Cerchiamo ora di capire quale contributo originale la Lettera può fornire alla Campagna per la messa al bando. Per cominciare, vediamo quali elementi della discussione attualmente in corso sul piano internazionale sono stati in essa ripresi e quali invece sono stati tralasciati.

Un primo aspetto da mettere in rilievo è che la Lettera non offre alcuna definizione di “arma autonoma”. Si tratta di una mancanza di non poco conto se si considera che l’assenza di una nozione condivisa di “autonomia” costituisce uno degli ostacoli all’avvio dei negoziati in materia e che, forse, la posizione espressa da un consesso così qualificato avrebbe potuto contribuire a superare questo impasse. Significativamente, l’appello del 2015 si apre proprio con una definizione, che riprende peraltro sia la ricordata formulazione del Dipartimento della Difesa statunitense, sia analoghe definizioni offerte da Human Rights Watch e dal Comitato Internazionale per la Croce Rossa.

Senza più "controllo umano significativo"

Strettamente connesso alla questione definitoria è il requisito del “controllo umano significativo” sui sistemi d’arma, pure assente nella Lettera. L’idea secondo cui tutte le armi dovrebbero essere soggette ad un “controllo umano significativo”, introdotta nel dibattito dall’ONG Article 36, si pone attualmente al centro della riflessione sulle armi autonome e consente di aggirare la difficoltà di condividere una definizione di autonomia. Infatti, una volta stabilito che tutte le armi devono essere soggette ad una determinata forma di controllo umano, che si assume “significativa”, l’eventuale qualificazione di un’arma come autonoma o meno appare del tutto irrilevante. Anche qui, l’appello del 2015 si fa preferire, chiudendosi con un appello per la “messa al bando delle armi autonome offensive che agiscono al di là di un controllo umano significativo”.

Nella Lettera non vi è menzione dei principi etico-giuridici che, secondo i sostenitori del bando, sarebbero incompatibili con lo sviluppo di tale tecnologia, vale a dire i principi di distinzione e proporzionalità nel diritto dei conflitti armati; il principio che impone di contrastare l'impunità per crimini internazionali; il principio della dignità umana.

Il pericolo dei "vuoti di responsabilità"

Iniziamo col considerare i principi di distinzione e proporzionalità. Questi stabiliscono, rispettivamente, l’obbligo di distinguere tra obiettivi civili e militari e di assicurare che eventuali danni ai civili non siano sproporzionati rispetto al vantaggio militare atteso. Entrambi presuppongono capacità percettive e valutative che difficilmente possono essere sviluppate negli attuali sistemi robotici e dell’IA, con la conseguenza che - almeno nel breve e medio periodo - le armi autonome saranno strutturalmente inidonee a rispettarli nella maggior parte dei contesti bellici.

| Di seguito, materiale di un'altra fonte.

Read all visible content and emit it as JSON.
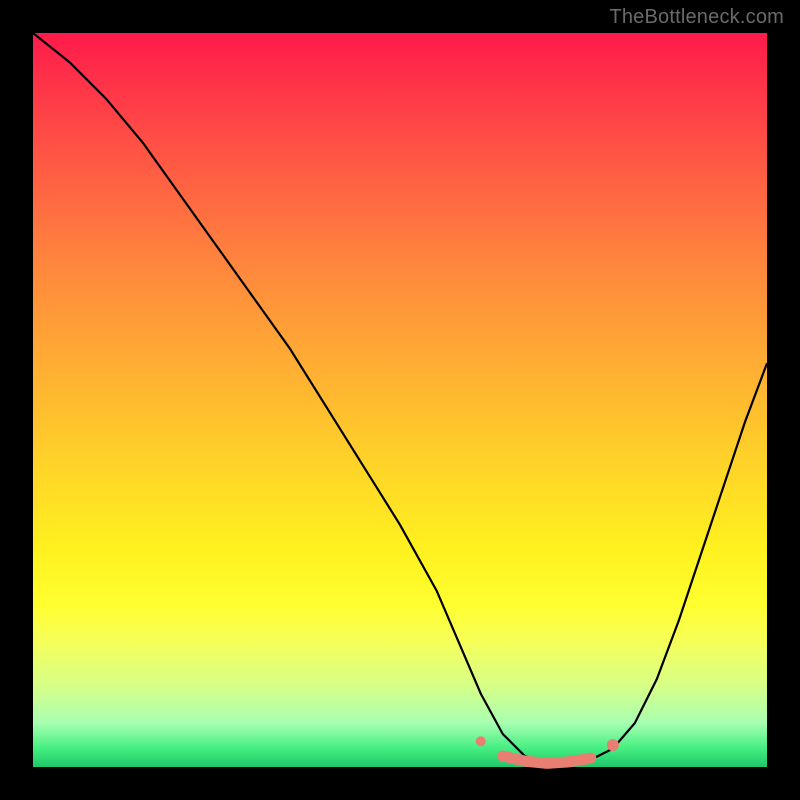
{
  "watermark": "TheBottleneck.com",
  "colors": {
    "background": "#000000",
    "curve": "#000000",
    "accent": "#e97f73",
    "gradient_top": "#ff1a4a",
    "gradient_bottom": "#1fc76a"
  },
  "chart_data": {
    "type": "line",
    "title": "",
    "xlabel": "",
    "ylabel": "",
    "xlim": [
      0,
      100
    ],
    "ylim": [
      0,
      100
    ],
    "series": [
      {
        "name": "bottleneck-curve",
        "x": [
          0,
          5,
          10,
          15,
          20,
          25,
          30,
          35,
          40,
          45,
          50,
          55,
          58,
          61,
          64,
          67,
          70,
          73,
          76,
          79,
          82,
          85,
          88,
          91,
          94,
          97,
          100
        ],
        "values": [
          100,
          96,
          91,
          85,
          78,
          71,
          64,
          57,
          49,
          41,
          33,
          24,
          17,
          10,
          4.5,
          1.5,
          0.5,
          0.5,
          1,
          2.5,
          6,
          12,
          20,
          29,
          38,
          47,
          55
        ]
      },
      {
        "name": "optimal-range-marker",
        "x": [
          61,
          64,
          67,
          70,
          73,
          76,
          79
        ],
        "values": [
          3.5,
          1.5,
          0.8,
          0.5,
          0.7,
          1.2,
          3.0
        ]
      }
    ],
    "annotations": []
  }
}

L'uso di armi autonome è poi suscettibile di determinare “vuoti di responsabilità” nel caso in cui siano commessi atti che, se compiuti da un operatore umano, sarebbero qualificabili come crimini internazionali (si pensi, ad esempio, al caso di un drone autonomo che, nel corso di un attacco ad un obiettivo militare, colpisca incidentalmente uno scuolabus, provocando la morte di tutti i passeggeri). La discrezionalità operativa di cui sono dotate, infatti, fa sì che le armi autonome possano agire in modi imprevedibili, soprattutto se utilizzate in ambienti dinamici e poco strutturati (ad es. in un contesto urbano). In ragione di tale imprevedibilità, un'eventuale condotta "criminosa" potrebbe non essere ascrivibile ad alcun individuo, creando così un alone di impunità intorno alle azioni di guerra (o di polizia) realizzate mediante armi autonome.

Contro la dignità umana

Infine, l’assunzione di decisioni letali da parte di entità non umane costituirebbe un affronto alla dignità umana dell’individuo oggetto dell’attacco. Il suo valore intrinseco in quanto essere umano sarebbe negato, perché sarebbe sottoposto a una decisione di vita o di morte da parte di una macchina che non ne condivide la condizione umana e sarebbe privato della possibilità di fare appello all’umanità di qualcuno che si trovi dall’altra parte.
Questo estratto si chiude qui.